The patent system that was established in America back at the end of the 19th century has many notches in its belt. Under it, the cotton gin was patented as well as countless software designs. Some might argue that this is testament to its broad, flexible, and enduring nature.

However, others would say hogwash. An overwhelming number of patent filings today are software and tech related, the sorts of "patentable" material that was not in existence during the nascent years of this nation's founding. As it is, a single body of patent law presides over all sectors of patentable subject matter. Some are saying that the system is a bit long in the tooth, and costing companies time and money.

Too Slow for Reality

The laborious process of application being seen through to approval is notorious for moving at a glacial pace. "Glacial" is not a word that tech likes to hear. Fast Company estimates that the average patent wait time is around 34 months. This is worse than glacial. By the time the patent is approved, some other competitor may have already discovered the same disputed process or mechanism, thereby making a patent essentially moot. Potential patents depreciate even faster than their successful counterparts.

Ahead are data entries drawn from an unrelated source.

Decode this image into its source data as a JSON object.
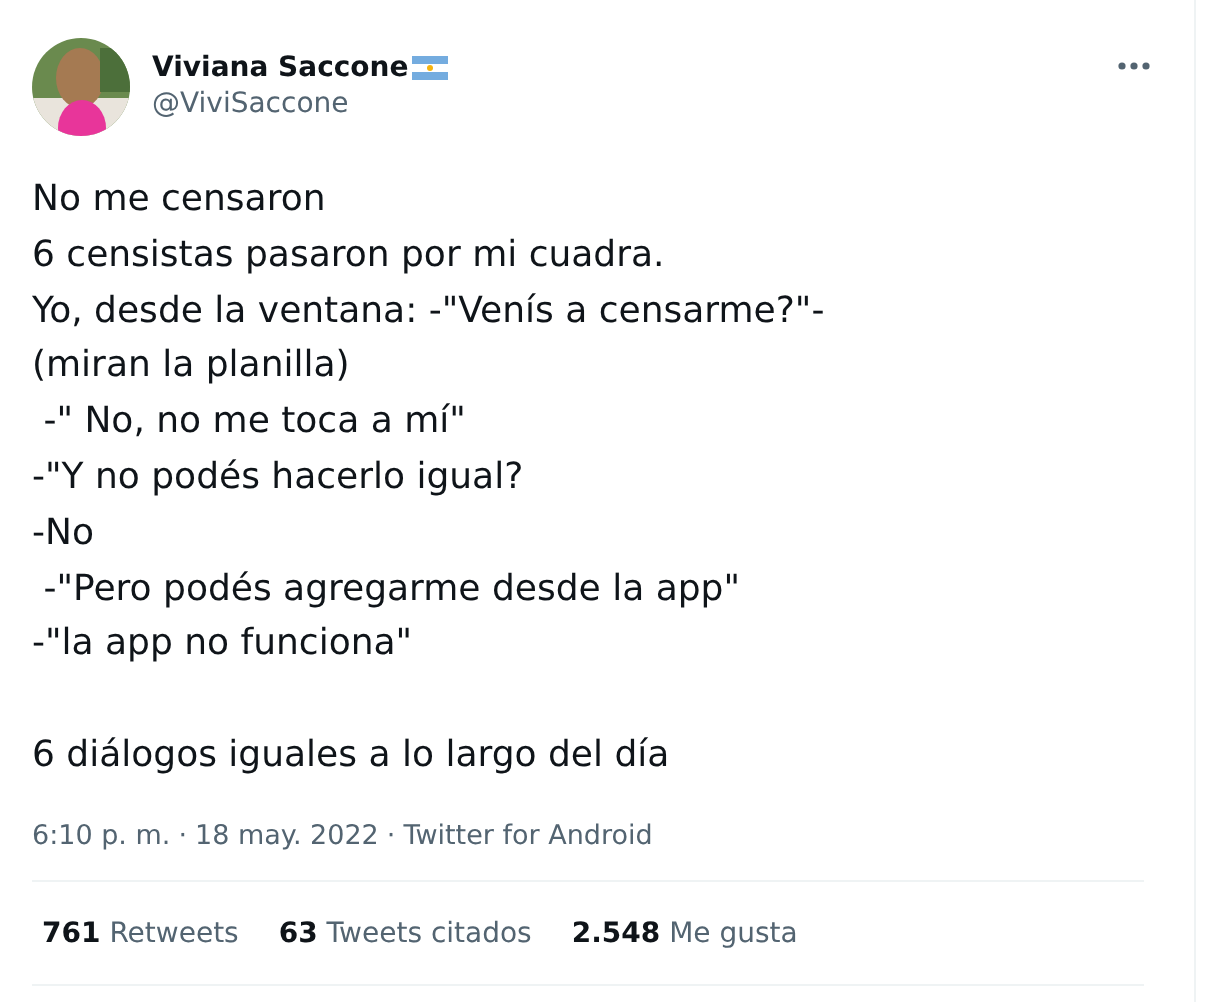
{
  "author": {
    "name": "Viviana Saccone",
    "handle": "@ViviSaccone"
  },
  "tweet": {
    "paragraphs": [
      [
        "No me censaron",
        "6 censistas pasaron por mi cuadra.",
        "Yo, desde la ventana: -\"Venís a censarme?\"-",
        "(miran la planilla)",
        " -\" No, no me toca a mí\"",
        "-\"Y no podés hacerlo igual?",
        "-No",
        " -\"Pero podés agregarme desde la app\"",
        "-\"la app no funciona\""
      ],
      [
        "6 diálogos iguales a lo largo del día"
      ]
    ]
  },
  "meta": {
    "time": "6:10 p. m.",
    "separator_1": "·",
    "date": "18 may. 2022",
    "separator_2": "·",
    "source": "Twitter for Android"
  },
  "stats": [
    {
      "count": "761",
      "label": "Retweets"
    },
    {
      "count": "63",
      "label": "Tweets citados"
    },
    {
      "count": "2.548",
      "label": "Me gusta"
    }
  ]
}
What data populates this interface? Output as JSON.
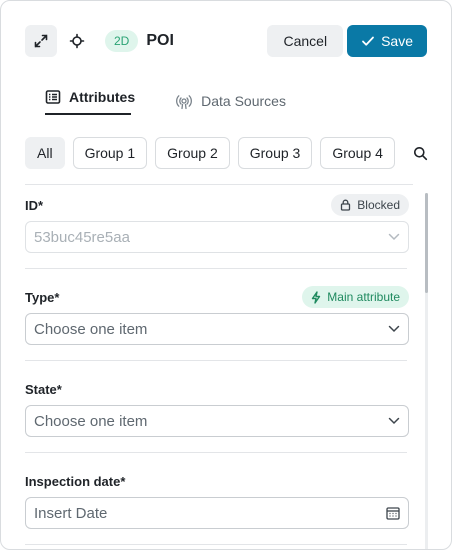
{
  "header": {
    "badge": "2D",
    "title": "POI",
    "cancel_label": "Cancel",
    "save_label": "Save",
    "save_color": "#0a79a6"
  },
  "tabs": [
    {
      "label": "Attributes",
      "icon": "list-icon",
      "active": true
    },
    {
      "label": "Data Sources",
      "icon": "broadcast-icon",
      "active": false
    }
  ],
  "groups": [
    "All",
    "Group 1",
    "Group 2",
    "Group 3",
    "Group 4"
  ],
  "fields": {
    "id": {
      "label": "ID*",
      "value": "53buc45re5aa",
      "badge": "Blocked"
    },
    "type": {
      "label": "Type*",
      "placeholder": "Choose one item",
      "badge": "Main attribute"
    },
    "state": {
      "label": "State*",
      "placeholder": "Choose one item"
    },
    "inspection_date": {
      "label": "Inspection date*",
      "placeholder": "Insert Date"
    }
  }
}
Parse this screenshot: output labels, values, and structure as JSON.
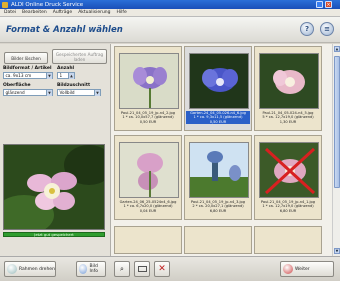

Hi-Tech Takes Matters Into Its Own Hands

Increasingly, companies are turning to state-level trade secret laws in order to safeguard their IP, but these have their drawbacks, too. For one, they don't protect against misappropriation or reverse engineering by competitors. And within the invention-crazed Silicon Valley, reverse engineering and independent engineering are very probable eventualities indeed.

But changes are also taking place at the federal level. The USPTO currently makes heavy use of the "Fast-Track" system to speed up the process. But in order to put this to its best use, inventors must stay on the ball to respond to communications from the USPTO rather than waiting to the 11th hour. In-House counsel would pretty much be skating the borders of malpractice these days is they did just that.